En las últimas dos semanas, desde el momento en que finalizó la función de prensa de Soledad y Larguirucho, se produjo una discusión con dos posiciones enfrentadas por aspectos diferentes de la misma producción. Están los detractores, entre los que me cuento, que cuestionan la mala calidad de esta anacrónica propuesta, y por el otro lado los defensores que, probablemente sin haber visto la película, valoran su condición de realización argentina. Creo que vale la pena iniciar la crítica con estas breves líneas porque la nueva creación de la factoría García Ferré abre una cuestión que, al menos desde mi punto de vista, parecía superada. El cine nacional creció lo suficiente en los últimos años como para que su condición de autóctono acarree una defensa ciega de algún producto de cuestionable resultado. El esfuerzo se valora, pero no siempre se premia. Defender una película así por "hecha en casa" no solo supone que se tenga en alta estima a una de las peores realizaciones de los últimos años, sino que implica un muy bajo concepto del cine argentino en general.
Si bien la animación no es buena, desde luego que sería injusto mirar a Soledad y Larguirucho a través del cristal de Pixar o Dreamworks. La cuestión es que, si se juzgara desde lo presupuestario, solo habría críticas positivas para lo que llega de Hollywood. El cine necesita ideas, pero estas están ausentes de la película de García Ferré, cuyo argumento es nulo y la sola mención de las pocas líneas de la sinopsis podría considerarse un spoiler. En ella, los cuatro villanos intentan, sin lograrlo, evitar el éxito de la cantante Soledad, a quien se considera una "estrella indiscutida de los niños". Siendo esa la totalidad del argumento, se conduce al espectador en círculos, con diferentes planes frustrados que derivan en un final abrupto.
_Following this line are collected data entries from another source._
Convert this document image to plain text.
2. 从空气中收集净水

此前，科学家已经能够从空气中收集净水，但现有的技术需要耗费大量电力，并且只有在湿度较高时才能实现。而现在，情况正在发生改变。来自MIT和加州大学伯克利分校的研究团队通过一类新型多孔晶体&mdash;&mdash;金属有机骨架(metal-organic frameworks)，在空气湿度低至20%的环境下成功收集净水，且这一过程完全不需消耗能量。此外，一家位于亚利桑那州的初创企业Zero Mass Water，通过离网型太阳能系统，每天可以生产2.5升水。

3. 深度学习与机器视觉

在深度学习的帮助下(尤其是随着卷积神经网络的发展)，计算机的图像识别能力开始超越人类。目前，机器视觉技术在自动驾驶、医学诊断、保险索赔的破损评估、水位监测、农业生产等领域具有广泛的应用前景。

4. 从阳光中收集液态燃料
En este viaje por diferentes paisajes de la Argentina se encontrarán elementos propios de lo peor, y más avejentado, del cine nacional. El hecho de que esté producida por San Luis Cine, obliga a un recorrido por esa ciudad, en la que Neurus asume el rol de guía turístico. Es tal el descaro con que se promocionan los logros arquitectónicos de la anterior gestión, que sorprende que no se haga presente uno de los políticos para un breve cameo. El villano oficiará además como maestro, con viaje en el tiempo incluido, impartiendo contenido educativo inútil para los niños a quien está destinada. Con ese mismo adjetivo se deberán calificar las breves participaciones de las figuras del espectáculo, como Guillermo Andino, Pablo Codevilla (en una intervención ilógica) o Diego Capusotto (completamente desaprovechado), además de un papel de no acabar para el Chaqueño Palavecino. Los mismos son, evidentemente, un fallido guiño para el público adulto que por obligación ocupará las butacas junto a sus hijos, al igual que la breve y poco noble presencia de Carlitos Balá, quien repite todas las muletillas que lo hicieron famoso mientras hace un chivo de una casa de electrodomésticos.
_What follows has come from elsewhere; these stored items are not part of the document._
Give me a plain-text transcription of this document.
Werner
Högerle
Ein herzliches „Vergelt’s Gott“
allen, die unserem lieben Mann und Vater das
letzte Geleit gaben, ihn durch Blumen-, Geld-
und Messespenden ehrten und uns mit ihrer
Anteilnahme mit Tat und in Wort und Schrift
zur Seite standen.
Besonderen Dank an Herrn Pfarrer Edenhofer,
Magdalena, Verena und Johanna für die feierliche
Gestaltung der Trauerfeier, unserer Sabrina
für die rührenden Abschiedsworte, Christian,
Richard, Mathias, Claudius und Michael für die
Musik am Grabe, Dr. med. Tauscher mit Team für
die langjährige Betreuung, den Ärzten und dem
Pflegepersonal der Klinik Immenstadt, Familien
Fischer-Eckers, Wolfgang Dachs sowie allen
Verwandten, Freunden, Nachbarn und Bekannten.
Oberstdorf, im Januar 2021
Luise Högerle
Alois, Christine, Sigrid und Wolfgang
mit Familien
Junto a niños con cara de incomodidad, Soledad Pastorutti tendrá múltiples números musicales, prácticamente todos referidos a la comida, en los que busca el coro del espectador en la sala. Serán muchas las ocasiones en la que la artista y Larguirucho se dirigirán en forma directa a la audiencia, para pedir alguna opinión o para que acompañen en alguna canción.
Los personajes creados por Manuel García Ferré acompañaron la infancia de muchas generaciones desde los años '50, pero la falta de evolución de los mismos llevó a que, con el correr del tiempo, queden relegados de manera excluyente a públicos cada vez menores, no en cantidad sino en rango etario. Secuencias en las que se imita, en forma pobre, un enfrentamiento a la Kill Bill, en las que se pinta de color el rostro de la protagonista para que cante como una candombera (algo que por pudor o consciencia no se debe ni hacer en las escuelas) o la permanente mención a los modernos artefactos tecnológicos, que ninguno de los involucrados sabe usar, dan cuenta de lo vetusto de la apuesta.
Las pésimas actuaciones, el guión inexistente, el uso permanente de frases hechas y latiguillos gastados, el burdo panfleto publicitario y demás elementos mencionados de esta crítica deberían ser suficientes razones para entender que aquí el "patriotismo cinematográfico" no cuaja. Más aún si se considera que, aún lejos de los abultados presupuestos de los tanques de Hollywood, la producción contó con uno de 10 millones de pesos, cifra de ensueño para la mayoría de los realizadores argentinos.